In a phase II trial (COMRADE) reported in the Journal of Clinical Oncology, McKay et al found that the addition of olaparib to radium-223 improved radiographic progression–free survival in men with castration-resistant prostate cancer and bone metastases.
Study Details
In the U.S. multicenter trial, 120 patients with at least two bone metastases were randomly assigned between March 2021 and January 2024 to receive olaparib at 200 mg twice daily plus radium-223 at 55 kBq/kg once every 4 weeks for six doses (n = 61) or radium-223 alone (n = 59). Crossover was allowed at disease progression. A total of 96% of patients had prior androgen receptor pathway inhibitor exposure, 52% had received docetaxel, 47% had more than 20 bone metastases, and 90% were receiving bone-protecting agents. The primary endpoint was investigator-assessed radiographic progression–free survival.
Key Findings
Median investigator-assessed radiographic progression–free survival was 8.9 months (95% confidence interval [CI] = 5.4–13.7 months) in the olaparib plus radium-223 group vs 4.7 months (95% CI = 3.2–6.0 months) in the radium-223 group (hazard ratio [HR] = 0.50, 90% CI = 0.35–0.70, P = .0042). Pronounced radiographic progression–free survival benefits for the combination were observed among patients without prior docetaxel (median = 13.7 vs 5.7 months; HR = 0.24, 90% CI = 0.15–0.40) and patients with 20 or fewer bone metastases (median = 13.4 vs 4.2 months; HR = 0.21, 90% CI = 0.13–0.33).

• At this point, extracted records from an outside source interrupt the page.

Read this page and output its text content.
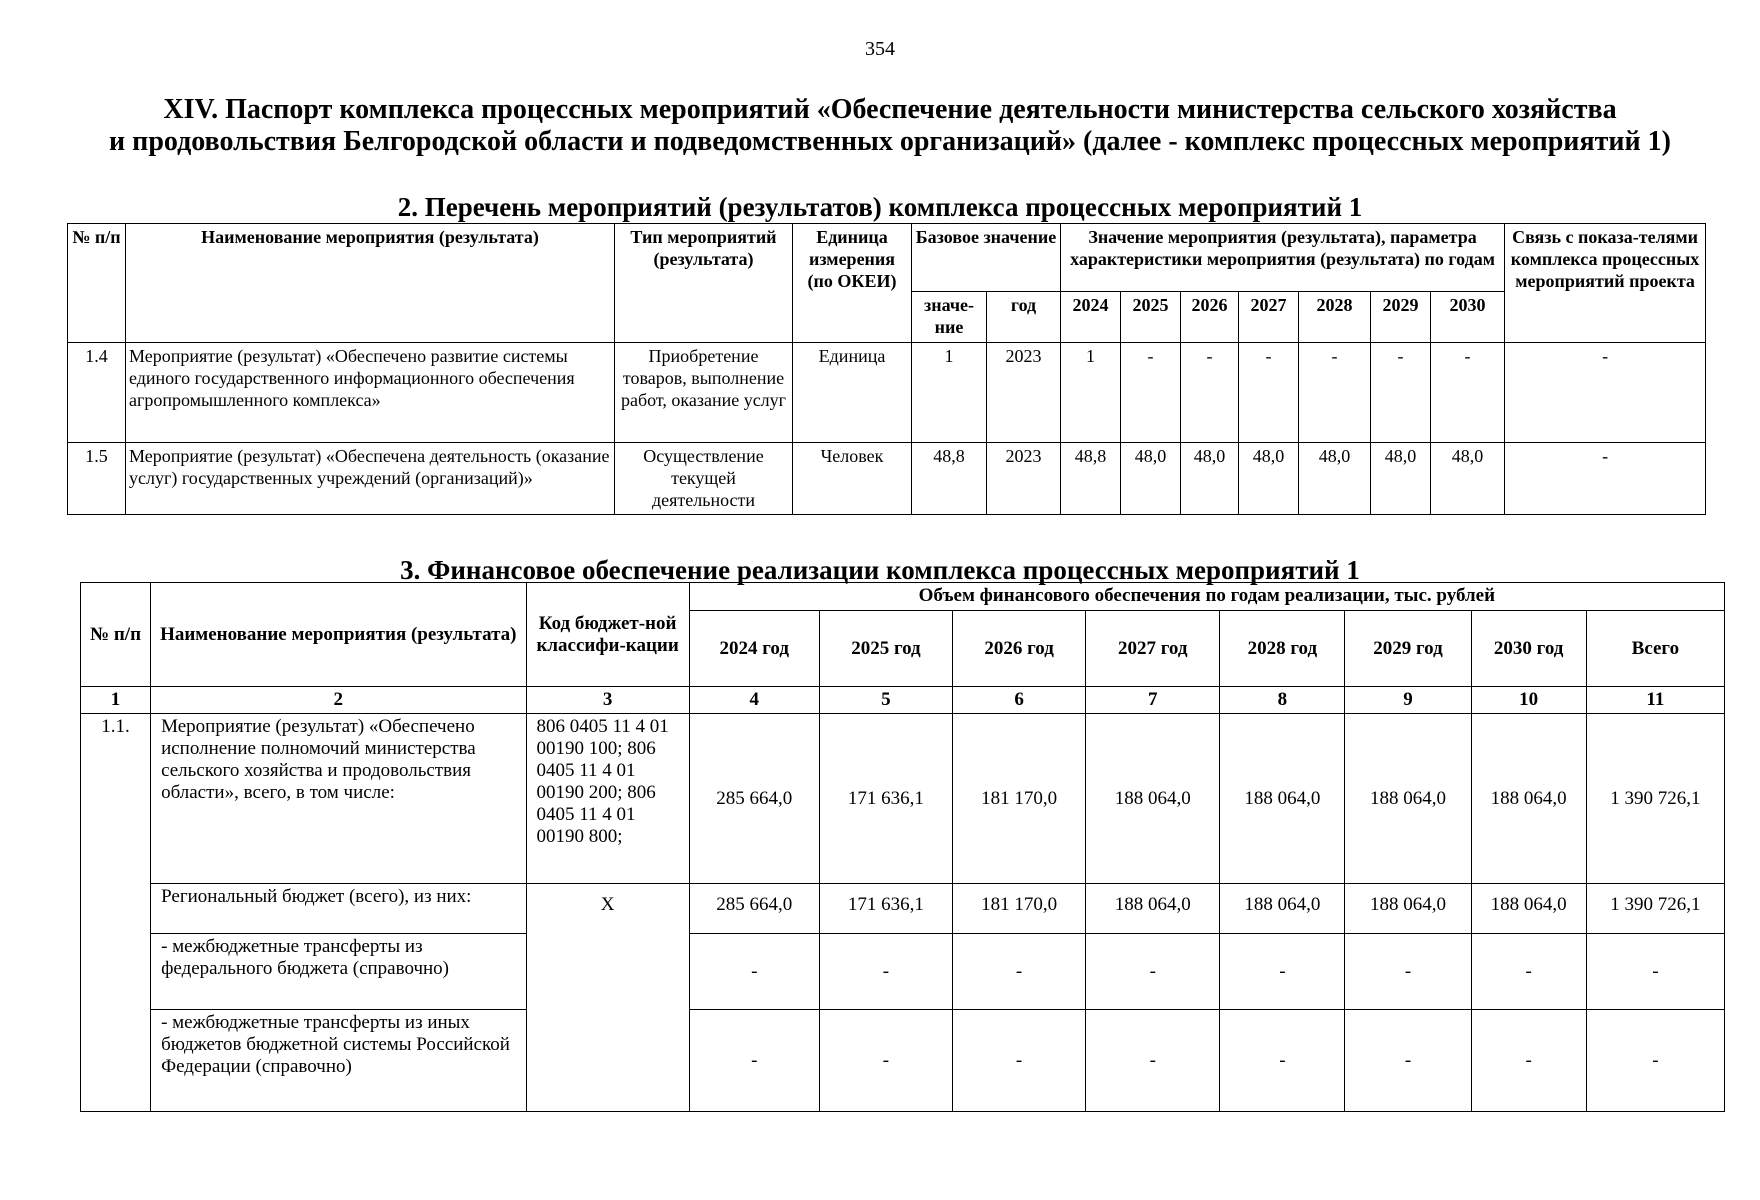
354
XIV. Паспорт комплекса процессных мероприятий «Обеспечение деятельности министерства сельского хозяйства
и продовольствия Белгородской области и подведомственных организаций» (далее - комплекс процессных мероприятий 1)
2. Перечень мероприятий (результатов) комплекса процессных мероприятий 1
№ п/п	Наименование мероприятия (результата)	Тип мероприятий (результата)	Единица измерения (по ОКЕИ)	Базовое значение		Значение мероприятия (результата), параметра характеристики мероприятия (результата) по годам							Связь с показа-телями комплекса процессных мероприятий проекта
				значе-ние	год	2024	2025	2026	2027	2028	2029	2030	
1.4	Мероприятие (результат) «Обеспечено развитие системы единого государственного информационного обеспечения агропромышленного комплекса»	Приобретение товаров, выполнение работ, оказание услуг	Единица	1	2023	1	-	-	-	-	-	-	-
1.5	Мероприятие (результат) «Обеспечена деятельность (оказание услуг) государственных учреждений (организаций)»	Осуществление текущей деятельности	Человек	48,8	2023	48,8	48,0	48,0	48,0	48,0	48,0	48,0	-
3. Финансовое обеспечение реализации комплекса процессных мероприятий 1
№ п/п	Наименование мероприятия (результата)	Код бюджет-ной классифи-кации	Объем финансового обеспечения по годам реализации, тыс. рублей							
			2024 год	2025 год	2026 год	2027 год	2028 год	2029 год	2030 год	Всего
1	2	3	4	5	6	7	8	9	10	11
1.1.	Мероприятие (результат) «Обеспечено исполнение полномочий министерства сельского хозяйства и продовольствия области», всего, в том числе:	806 0405 11 4 01 00190 100; 806 0405 11 4 01 00190 200; 806 0405 11 4 01 00190 800;	285 664,0	171 636,1	181 170,0	188 064,0	188 064,0	188 064,0	188 064,0	1 390 726,1
	Региональный бюджет (всего), из них:	X	285 664,0	171 636,1	181 170,0	188 064,0	188 064,0	188 064,0	188 064,0	1 390 726,1
	- межбюджетные трансферты из федерального бюджета (справочно)		-	-	-	-	-	-	-	-
	- межбюджетные трансферты из иных бюджетов бюджетной системы Российской Федерации (справочно)		-	-	-	-	-	-	-	-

The 1-year cumulative incidence of symptomatic skeletal-related events was 12.7% in the combination group vs 22.9% in the radium-223 group.

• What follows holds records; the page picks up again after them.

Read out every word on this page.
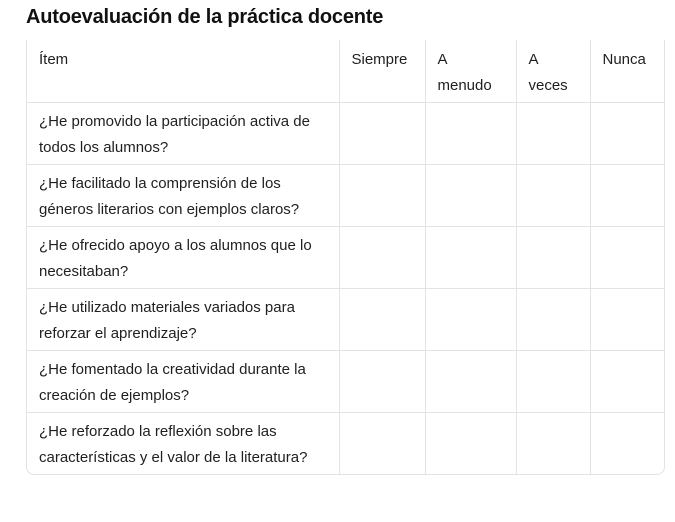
Autoevaluación de la práctica docente
Ítem	Siempre	A menudo	A veces	Nunca
¿He promovido la participación activa de todos los alumnos?				
¿He facilitado la comprensión de los géneros literarios con ejemplos claros?				
¿He ofrecido apoyo a los alumnos que lo necesitaban?				
¿He utilizado materiales variados para reforzar el aprendizaje?				
¿He fomentado la creatividad durante la creación de ejemplos?				
¿He reforzado la reflexión sobre las características y el valor de la literatura?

A total of 23 patients crossed over from the radium-223 group to the combination group at disease progression. Subsequent treatment was received by 28 patients in the olaparib plus radium-223 group and 34 in the radium-223 group. Median overall survival was 20.2 months in the combination group vs 21.1 months in the radium-223 group.
Grade ≥ 3 treatment-related adverse events occurred in 56% of the olaparib plus radium-223 group vs 33% of the radium-223 group; these adverse events were primarily hematologic, including lymphopenia (31% vs 9.1%), anemia (22% vs 16%), and thrombocytopenia (6.8% vs 3.6%). No treatment-related deaths were observed.
The investigators concluded: “Olaparib plus radium-223 significantly prolonged [radiographic progression–free survival] compared with radium-223 in men with [metastatic castration-resistant prostate cancer] and bone metastases. Despite increased hematologic toxicity, the regimen was manageable and supports further exploration of DNA damage–targeted strategies in this population.”
Rana R. McKay, MD, FASCO, of University of California San Diego, La Jolla, California, is the corresponding author for the Journal of Clinical Oncology article.
DISCLOSURE: The study was supported by the Prostate Cancer Foundation and National Institutes of Health. For full disclosures of the study authors, visit ascopubs.org.